In college, I had to work a little harder at making friends, but not by much. My dorm roommates were naturally my first college friends. Then, I would make connections with people that I had things in common with whether it was having the same major, being from the same city or having similar taste in clothing. Still, college was very much an island so that made making friends doable.
Once I entered the real world, however, the act of forging friendships became more and more difficult.
In my twenties I tried to maintain my childhood and college friendships but relocations, climbing the career ladder and just adulting seemed to place distance between my friends and I, in more ways than one.
Although many of those early friendships faded, it was at this time in my life that I met one of my absolute best friends. She was the first person I called when I found out I was pregnant with my eldest daughter, and she was my maid of honor at my wedding. We live hundreds of miles apart, but we manage to visit each other and have maintained our friendship through life’s changes. We often joke that we will be little old ladies eating at a café somewhere in the world, still enjoying each other’s company.
Now that I am in my forties, and I’ve settled into motherhood, my marriage and my career I find myself being open to friendship. I now have more means, more time and more space (in my heart) to not only accept friends but to also be a good a friend to others. The only problem is that forging friendships in your forties can be a bit awkward at times.

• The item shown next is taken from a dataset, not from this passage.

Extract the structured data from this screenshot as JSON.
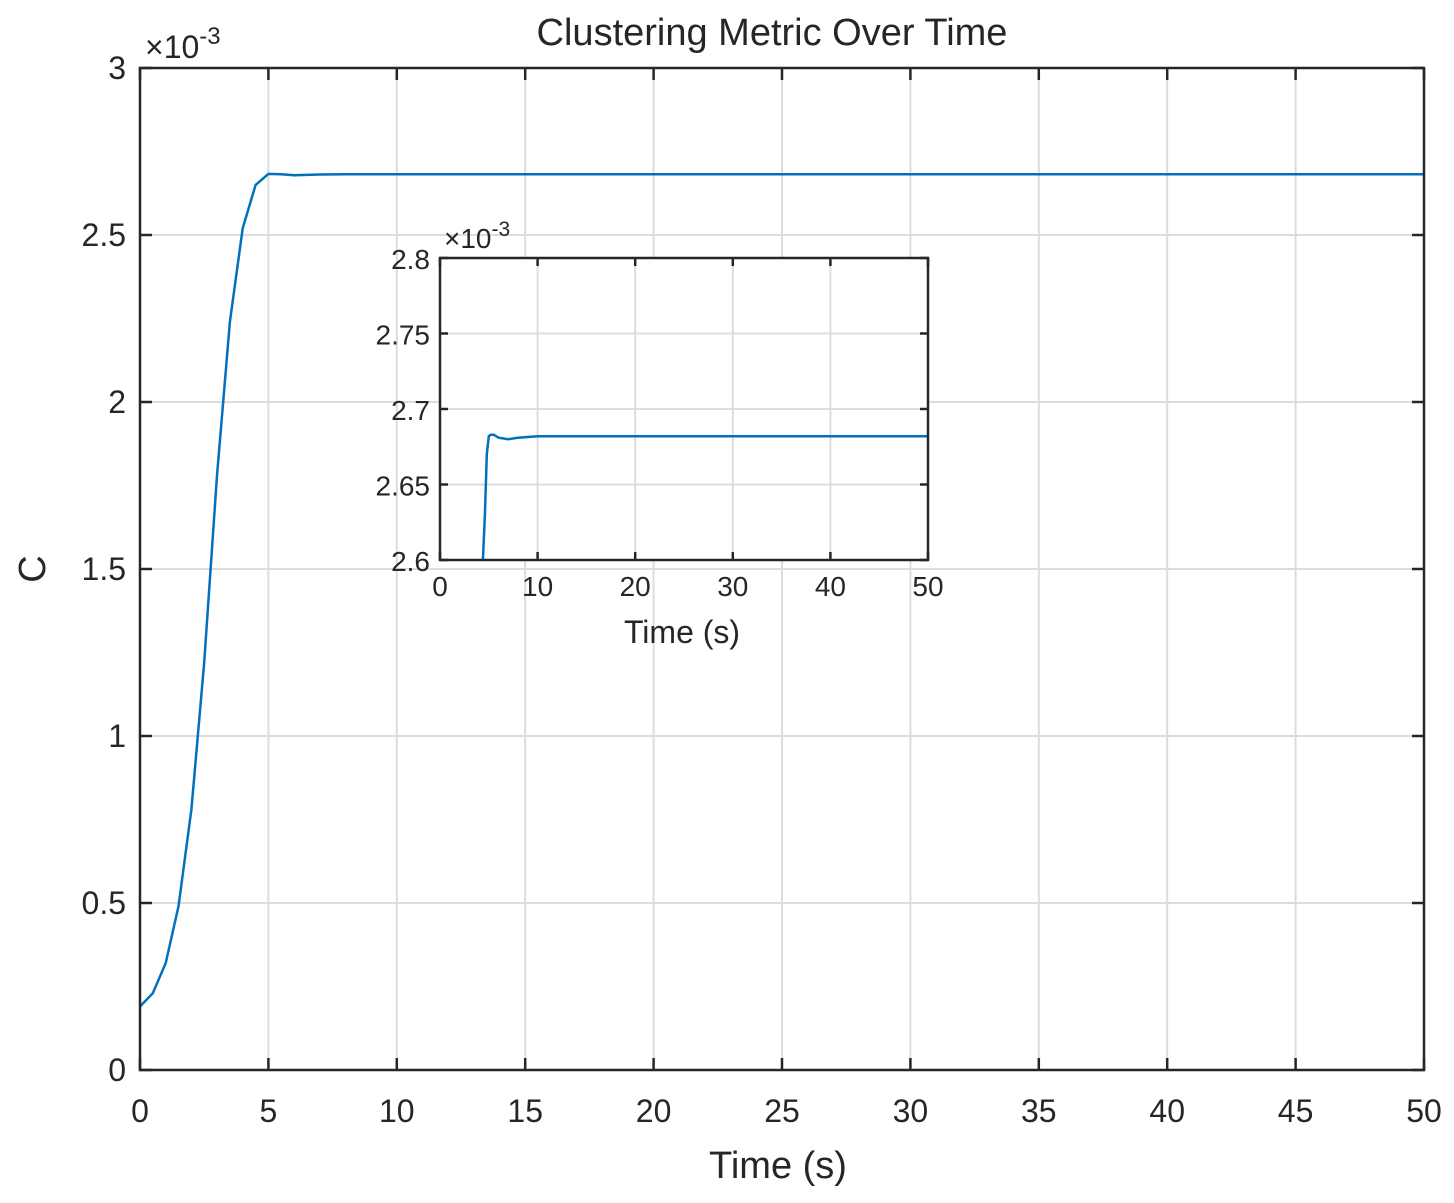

Here is how I’ve managed to foster meaningful friendships at this stage of my life:
1. Club Friends: Joining a club, group or organization is a great way to make connections with like-minded women. Two years ago, I joined an all-women’s Mardi Gras Krewe and I have bonded with some of the most fun-loving ladies you could ever meet. When we get together it’s always a good time!

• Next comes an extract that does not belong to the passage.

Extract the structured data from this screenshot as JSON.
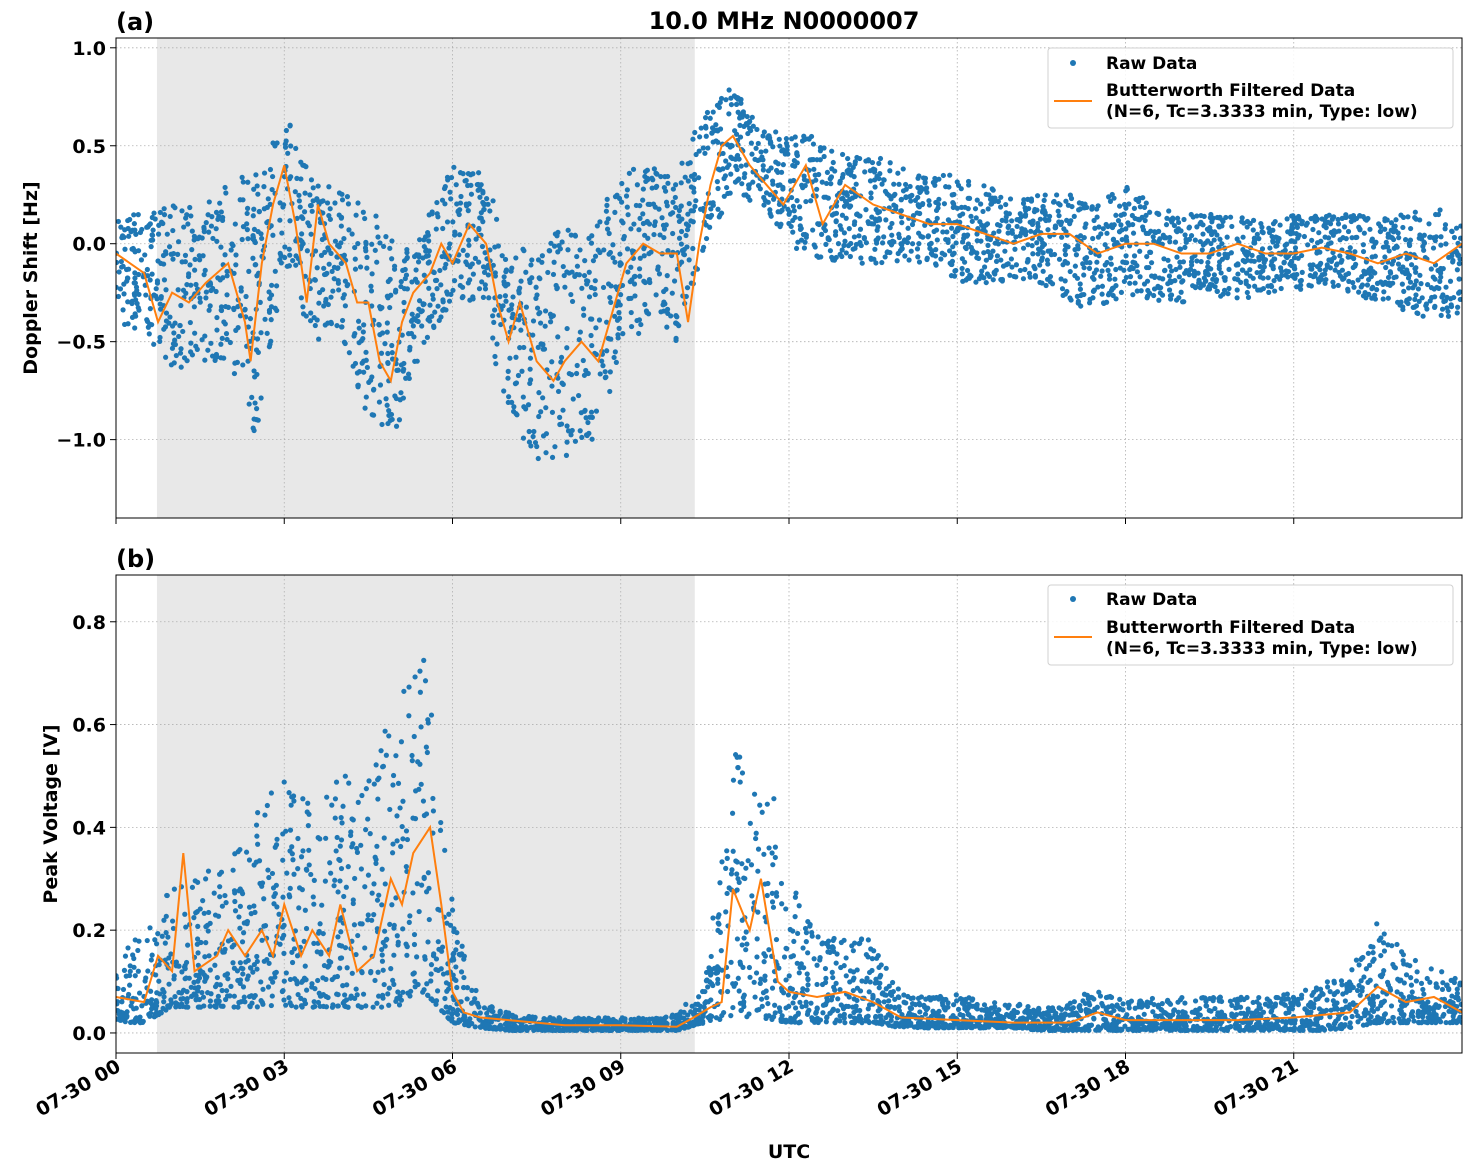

2. Work Friends: Maybe your next bestie is your coworker or you both work in the same field. Having a good work buddy or a girlfriend who shares your profession means you’ll always have someone who really understands the nuances of your job, so she won’t mind when you just need to have a little vent session about office politics. My work friends and I have vowed to keep standing lunch or happy hour dates just to connect and release the worries of the day and it’s really helped our friendships to flourish outside of the office.
3. Mommy Friends: Playdates are not only for the kids. As my daughters develop their friendships, I’ve also gotten close to the mothers of those friends. As mothers we understand the importance of fostering their friendships, so we make sure that we create space and opportunities for our daughters to connect outside of school. To make it work, it takes a lot of communication and trust amongst us so naturally we have forged our own bonds as well. It’s also nice to have friends that understand the complexities of being a mother.